No Rest for the Wicked
In the portrait of Trump at Mar-a-Lago It’s Alright Ma (I’m Only Bleeding) made in the heat of the election, there is a question of “what is Trump looking at, what are we all looking at?” Brourman says. She left the bottom space blank to indicate uncertainty; the gaze is looking ahead, he is smiling, and his hands are forming a plan. “And No Rest for the Wicked is the portrait of America that we are seeing play out,” she says. “The immigration machine.”
When I was in the Everglades [near Alligator Alcatraz], I spoke to so many people who were affected by this new intervention and by man’s historical intervention in the land and their communities. In the blink of an eye, public land was ceded to the federal government through a loophole. The alligator is a symbol that is being misappropriated as a predator, but it’s known as a sacred guardian in the Everglades. It’s a vital part of the ecosystem. When we started researching the Miccosukee, who initially sued Alligator Alcatraz, I started building out the face. I was like, ‘Oh my God, it looks like him.’
Trump is the subject I’ve been the most liberated by. It’s a weird thing to say, but he’s taken so many liberties that there are no barriers to entry when I start to work. He’s such an overlord. He’s always going to be there.”
The Military Ball (The First 100 Days)
“I’ve never shown this work — it’s about the first 100 days, and it starts at the inaugural ball. It was a wild adventure because I had a 40-by-40 canvas on the press risers with the likes of Fox News.
When I got to the inaugural ball, which was after Trump’s confirmation hearing, I was standing right above the Fox News set and Hannity. Hegseth stepped up because Fox News gets all of them. And I’m painting him closer than I painted anyone else. That painting is a lot more smudged. It reflects on this weird purgatory. All of these military people that are so young, so red in the cheeks, and they’re having so much fun, they’re also prepared to go to battle if they have to. It was a crazy energy in there.

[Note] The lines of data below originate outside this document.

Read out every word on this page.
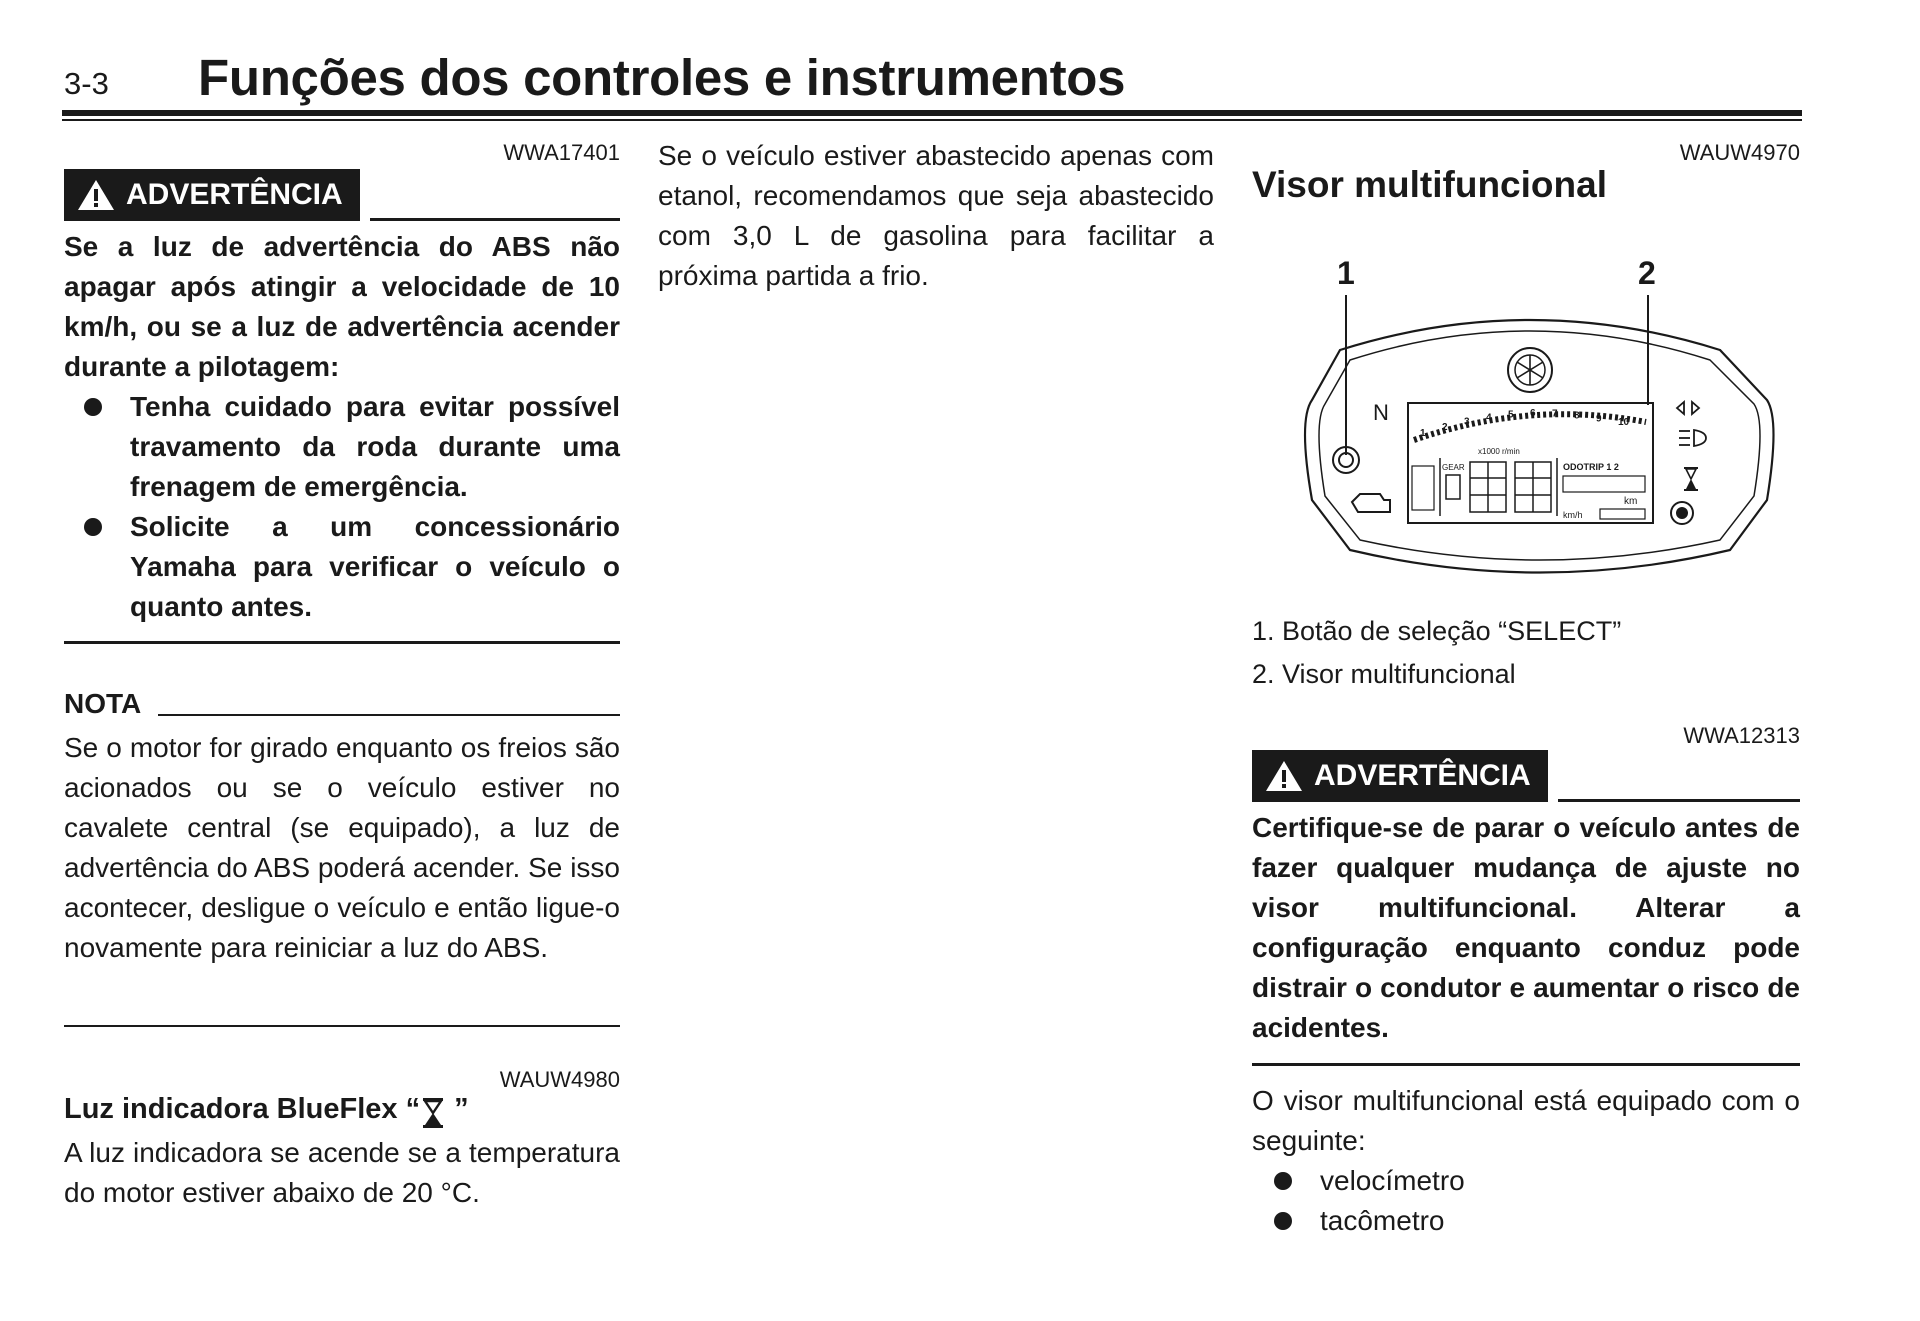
3-3 Funções dos controles e instrumentos
WWA17401
ADVERTÊNCIA
Se a luz de advertência do ABS não apagar após atingir a velocidade de 10 km/h, ou se a luz de advertência acender durante a pilotagem:
Tenha cuidado para evitar possível travamento da roda durante uma frenagem de emergência.
Solicite a um concessionário Yamaha para verificar o veículo o quanto antes.
NOTA
Se o motor for girado enquanto os freios são acionados ou se o veículo estiver no cavalete central (se equipado), a luz de advertência do ABS poderá acender. Se isso acontecer, desligue o veículo e então ligue-o novamente para reiniciar a luz do ABS.
WAUW4980
Luz indicadora BlueFlex “ ”
A luz indicadora se acende se a temperatura do motor estiver abaixo de 20 °C.
Se o veículo estiver abastecido apenas com etanol, recomendamos que seja abastecido com 3,0 L de gasolina para facilitar a próxima partida a frio.
WAUW4970
Visor multifuncional
1	2
N
1
2 3 4 5 6 7 8 9 10
x1000 r/min
GEAR	ODOTRIP 1 2
km
km/h
1. Botão de seleção “SELECT”
2. Visor multifuncional
WWA12313
ADVERTÊNCIA
Certifique-se de parar o veículo antes de fazer qualquer mudança de ajuste no visor multifuncional. Alterar a configuração enquanto conduz pode distrair o condutor e aumentar o risco de acidentes.
O visor multifuncional está equipado com o seguinte:
velocímetro
tacômetro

[Trump] had actually come from pardoning the January 6 people — that was the news that broke to me while I was painting, and I wrote it across the canvas, ‘he pardoned them all.’ Jenny, my creative partner, was filming, and I’m in my great-grandmother’s ball gown with chicken feathers and black velvet gloves, and then black rubber gloves on top for the paint. I looked at her, I couldn’t believe it. That was the first order of business. And then here we were at the military ball.”
Church and State
“When Trump was a defendant, there was this chaos. When he became president, it seemed like chaos entered the system. From painting the most famous person in the world, truly infamous, then turning into this space in the heart of New York, which is the story of the immigrant within this bureaucratic building. Undocumented people are trying to follow the law, trying to do it the right way, and then there are masked federal agents. Everyone is anonymous, and there’s no time.
It was one of the most surreal shocks to my system, coming from an observational place and as a citizen and a witness. Watching somebody be told they were going to see the judge and to bring their paper to the office, then asking about the masked individuals outside, and the judge saying if there’s anybody outside my door, they don’t answer to me. Watching that person leave. Then, there’s another court in the hall, and they’re detained and no one knows anything at this point. It’s the complete opposite of power. What goes through my mind is no longer even mental. It’s physical. The campaign Trump ran on is being realized now, and I feel a responsibility to pay attention — not just to him in the defendant’s chair, but to the system unfolding around him.”